In this review article after determination of the main concepts and statement about the problem, attempts made to gather data about the aims and aspects, from major databases including PubMed, EMBASE and Scopus from 1970 to 2013. In this regard the most relevant keywords such as hepatitis viruses, classical and novel detection techniques, immunoassay, biosensors, molecular detection methods and many more were used to construct thesaurus in different databases. Irrespective to any classification, about 120 full articles and 50 abstracts were obtained from above mentioned databases. Thereafter different techniques and data were analyzed, categorized and compared with each other. Finally unpredictable, digressive and redundant data were discarded and the main collected points were arranged, summarized and divided into different sections.
Resultant items and findings about classical and modern approaches used for viral hepatitis diagnosis were collected in different parts including immunological methods, molecular approaches and advanced biosensors. An analytical outline of each class of detection method presented below.
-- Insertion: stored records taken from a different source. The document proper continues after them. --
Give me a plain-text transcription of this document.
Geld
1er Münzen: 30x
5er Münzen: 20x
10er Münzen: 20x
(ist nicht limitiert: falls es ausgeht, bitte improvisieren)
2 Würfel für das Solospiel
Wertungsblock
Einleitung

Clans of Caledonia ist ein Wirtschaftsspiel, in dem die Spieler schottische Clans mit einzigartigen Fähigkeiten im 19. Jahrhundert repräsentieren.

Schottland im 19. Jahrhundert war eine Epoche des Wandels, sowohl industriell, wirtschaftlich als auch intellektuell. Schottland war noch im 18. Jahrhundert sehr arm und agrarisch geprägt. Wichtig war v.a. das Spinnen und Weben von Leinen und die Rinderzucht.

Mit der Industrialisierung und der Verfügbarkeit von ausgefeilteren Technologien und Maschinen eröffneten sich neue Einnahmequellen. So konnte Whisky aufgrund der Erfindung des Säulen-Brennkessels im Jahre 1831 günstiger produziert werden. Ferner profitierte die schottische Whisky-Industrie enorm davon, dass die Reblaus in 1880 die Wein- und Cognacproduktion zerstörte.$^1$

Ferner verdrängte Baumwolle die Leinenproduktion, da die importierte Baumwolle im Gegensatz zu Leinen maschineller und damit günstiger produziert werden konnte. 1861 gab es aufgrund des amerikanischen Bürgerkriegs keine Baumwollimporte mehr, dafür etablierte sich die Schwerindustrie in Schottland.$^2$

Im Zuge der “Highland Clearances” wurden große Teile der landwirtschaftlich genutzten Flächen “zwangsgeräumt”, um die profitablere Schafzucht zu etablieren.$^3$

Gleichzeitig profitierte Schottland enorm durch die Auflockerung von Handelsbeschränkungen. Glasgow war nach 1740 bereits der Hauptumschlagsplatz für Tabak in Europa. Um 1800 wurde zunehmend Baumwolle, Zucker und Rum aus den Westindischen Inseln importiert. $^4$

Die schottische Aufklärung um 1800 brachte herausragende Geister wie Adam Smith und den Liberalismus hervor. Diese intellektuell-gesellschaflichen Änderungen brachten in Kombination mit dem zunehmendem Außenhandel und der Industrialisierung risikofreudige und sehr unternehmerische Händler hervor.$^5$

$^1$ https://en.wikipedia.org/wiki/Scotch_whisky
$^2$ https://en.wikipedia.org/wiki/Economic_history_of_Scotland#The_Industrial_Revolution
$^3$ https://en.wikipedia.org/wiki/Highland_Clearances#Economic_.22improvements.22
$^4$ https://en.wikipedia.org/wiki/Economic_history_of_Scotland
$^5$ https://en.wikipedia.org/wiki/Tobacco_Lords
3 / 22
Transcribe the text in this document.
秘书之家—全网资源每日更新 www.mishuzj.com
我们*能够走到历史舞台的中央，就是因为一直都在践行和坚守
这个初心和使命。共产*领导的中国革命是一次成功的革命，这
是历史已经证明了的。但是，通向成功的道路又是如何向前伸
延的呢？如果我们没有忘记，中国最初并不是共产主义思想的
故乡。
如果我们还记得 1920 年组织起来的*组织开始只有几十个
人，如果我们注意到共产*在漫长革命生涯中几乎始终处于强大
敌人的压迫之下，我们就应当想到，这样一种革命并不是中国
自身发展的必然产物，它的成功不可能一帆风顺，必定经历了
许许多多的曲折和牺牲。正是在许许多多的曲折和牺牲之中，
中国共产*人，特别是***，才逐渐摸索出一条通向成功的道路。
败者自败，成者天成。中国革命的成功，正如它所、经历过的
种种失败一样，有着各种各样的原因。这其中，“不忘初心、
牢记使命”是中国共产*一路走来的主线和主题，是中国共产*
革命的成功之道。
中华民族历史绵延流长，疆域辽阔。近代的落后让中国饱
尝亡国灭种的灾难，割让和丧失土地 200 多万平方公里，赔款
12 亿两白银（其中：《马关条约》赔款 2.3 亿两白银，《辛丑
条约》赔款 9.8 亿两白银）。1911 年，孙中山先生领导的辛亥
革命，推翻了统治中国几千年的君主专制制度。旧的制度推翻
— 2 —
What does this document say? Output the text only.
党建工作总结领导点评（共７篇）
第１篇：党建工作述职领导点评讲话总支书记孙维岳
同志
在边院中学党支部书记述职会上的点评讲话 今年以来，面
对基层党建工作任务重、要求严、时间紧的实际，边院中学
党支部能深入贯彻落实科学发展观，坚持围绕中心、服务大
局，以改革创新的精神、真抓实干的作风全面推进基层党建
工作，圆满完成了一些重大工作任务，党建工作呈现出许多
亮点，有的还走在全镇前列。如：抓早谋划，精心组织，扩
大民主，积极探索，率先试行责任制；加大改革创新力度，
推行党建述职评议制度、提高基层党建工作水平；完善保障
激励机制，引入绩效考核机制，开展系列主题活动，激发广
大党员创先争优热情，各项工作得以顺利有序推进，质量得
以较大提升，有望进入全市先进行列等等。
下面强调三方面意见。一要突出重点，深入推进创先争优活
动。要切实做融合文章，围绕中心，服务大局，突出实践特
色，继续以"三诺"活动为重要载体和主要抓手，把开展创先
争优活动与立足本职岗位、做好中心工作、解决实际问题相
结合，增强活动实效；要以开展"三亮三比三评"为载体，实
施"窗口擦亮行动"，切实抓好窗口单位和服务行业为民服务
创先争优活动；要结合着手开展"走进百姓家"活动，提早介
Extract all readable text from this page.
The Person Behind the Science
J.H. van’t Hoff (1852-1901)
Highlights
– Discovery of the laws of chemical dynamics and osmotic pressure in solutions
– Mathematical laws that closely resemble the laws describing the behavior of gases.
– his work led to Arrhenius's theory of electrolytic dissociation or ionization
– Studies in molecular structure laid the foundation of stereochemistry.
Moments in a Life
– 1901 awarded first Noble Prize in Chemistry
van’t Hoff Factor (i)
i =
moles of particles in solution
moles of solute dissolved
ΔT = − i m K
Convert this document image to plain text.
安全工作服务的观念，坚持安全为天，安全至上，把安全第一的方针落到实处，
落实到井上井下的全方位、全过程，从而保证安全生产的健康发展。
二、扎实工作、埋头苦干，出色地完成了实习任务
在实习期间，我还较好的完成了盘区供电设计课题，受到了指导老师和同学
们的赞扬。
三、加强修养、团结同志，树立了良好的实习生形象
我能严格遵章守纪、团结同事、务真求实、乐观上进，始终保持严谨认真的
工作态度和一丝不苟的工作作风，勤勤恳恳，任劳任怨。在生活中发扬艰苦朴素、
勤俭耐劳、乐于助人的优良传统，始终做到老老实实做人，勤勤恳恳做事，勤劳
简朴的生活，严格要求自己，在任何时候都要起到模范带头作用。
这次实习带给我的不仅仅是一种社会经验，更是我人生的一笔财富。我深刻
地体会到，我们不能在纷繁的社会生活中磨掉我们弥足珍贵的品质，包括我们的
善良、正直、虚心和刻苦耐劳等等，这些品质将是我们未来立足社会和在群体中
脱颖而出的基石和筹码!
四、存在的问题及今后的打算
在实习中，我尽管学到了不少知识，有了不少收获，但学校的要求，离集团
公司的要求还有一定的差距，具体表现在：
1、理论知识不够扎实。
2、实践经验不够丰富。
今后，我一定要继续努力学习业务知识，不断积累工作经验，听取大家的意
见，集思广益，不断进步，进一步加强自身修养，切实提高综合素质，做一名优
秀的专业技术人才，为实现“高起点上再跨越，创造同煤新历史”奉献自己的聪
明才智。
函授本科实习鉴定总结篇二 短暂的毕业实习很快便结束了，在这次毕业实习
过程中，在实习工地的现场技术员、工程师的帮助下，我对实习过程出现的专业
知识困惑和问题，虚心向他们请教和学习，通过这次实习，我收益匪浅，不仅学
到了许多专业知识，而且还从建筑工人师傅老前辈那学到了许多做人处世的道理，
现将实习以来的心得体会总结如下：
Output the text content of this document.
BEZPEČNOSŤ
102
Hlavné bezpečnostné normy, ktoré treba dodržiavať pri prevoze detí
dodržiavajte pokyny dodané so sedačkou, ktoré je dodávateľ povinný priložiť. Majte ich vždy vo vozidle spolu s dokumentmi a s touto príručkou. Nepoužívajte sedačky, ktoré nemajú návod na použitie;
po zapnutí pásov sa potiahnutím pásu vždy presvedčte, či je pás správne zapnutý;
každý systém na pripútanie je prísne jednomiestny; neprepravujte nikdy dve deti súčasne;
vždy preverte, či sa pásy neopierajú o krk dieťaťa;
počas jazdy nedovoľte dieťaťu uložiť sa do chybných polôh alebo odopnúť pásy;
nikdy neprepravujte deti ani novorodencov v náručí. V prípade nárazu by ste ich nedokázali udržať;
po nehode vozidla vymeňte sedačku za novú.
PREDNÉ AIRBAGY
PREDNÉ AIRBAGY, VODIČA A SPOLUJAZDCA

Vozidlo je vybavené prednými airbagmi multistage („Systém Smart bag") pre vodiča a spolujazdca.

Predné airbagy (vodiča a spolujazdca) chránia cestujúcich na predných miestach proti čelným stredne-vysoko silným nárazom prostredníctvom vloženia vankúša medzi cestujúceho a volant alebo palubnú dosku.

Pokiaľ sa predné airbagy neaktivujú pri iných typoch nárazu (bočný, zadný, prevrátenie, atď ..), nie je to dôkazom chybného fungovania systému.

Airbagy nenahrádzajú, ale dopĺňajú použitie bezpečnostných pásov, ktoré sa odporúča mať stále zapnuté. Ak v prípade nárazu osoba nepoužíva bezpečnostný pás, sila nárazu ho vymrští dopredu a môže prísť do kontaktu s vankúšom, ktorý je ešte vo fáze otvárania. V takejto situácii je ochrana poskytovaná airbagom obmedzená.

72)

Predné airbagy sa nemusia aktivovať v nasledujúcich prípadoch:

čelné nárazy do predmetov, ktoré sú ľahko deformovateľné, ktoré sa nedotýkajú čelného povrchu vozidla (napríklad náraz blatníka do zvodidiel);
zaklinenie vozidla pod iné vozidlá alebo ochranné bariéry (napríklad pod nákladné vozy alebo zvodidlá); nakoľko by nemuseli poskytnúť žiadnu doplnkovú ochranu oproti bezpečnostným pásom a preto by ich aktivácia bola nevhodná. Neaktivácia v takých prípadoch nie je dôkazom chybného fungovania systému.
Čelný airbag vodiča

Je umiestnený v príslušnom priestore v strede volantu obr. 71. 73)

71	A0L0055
Viral hepatitis is considered a dangerous public health problem worldwide. Diagnosis and treatment are the main goals to inhibit the spread of hepatitis viruses. Exact diagnosis of hepatitis virus types and infection stage for an effective treatment need a relatively broad knowledge about viral hepatitis infections. Each detection technique has its special advantages and limitations. EIAs are the most important serological assays used for hepatitis viruses’ detection. EIAs procedures are simple and convenient to set up and having nano-gram or sensitivity to low levels of target presence, few reagents requirement, quantitative and qualitative testing and capability of being automated are some of the advantages of EIAs. On the other hand they can be time-consuming and expensive devices. Rapid detection of viral hepatitis, soon after infection, is an urgent requirement to treat and prevent infection transmission. Development of molecular methods for diagnosis of viral genomic materials has revolutionized the detection procedure in clinical laboratories. Some of these techniques have been introduced as common laboratory tests but some others such as real-time PCR are applied as gold-standard and reference settings. The major advantages of molecular methods are having higher specificity and sensitivity and larger dynamic range of action compared to other diagnostic methods like serological assays. Regarding nucleic acid tests, requiring special instruments and post handling in some molecular tests and inability to indicate the pathogen viability are the main limitations. Biosensors have been described for label free detection of hepatitis viruses. Most of biosensors are based on the combination of existing molecular and immunological techniques coupled with optical, electrochemical, mass-sensitive and electrical sensing modules. The main advantages of these detection systems are offering a quantitative test for detection in cases with about 100 copies of hepatitis virus, in addition to automation, multiplexing analysis and throughput. It seems further studies are necessary to completely uniform the methods that can be established as universal recommendations for detection of hepatitis viruses.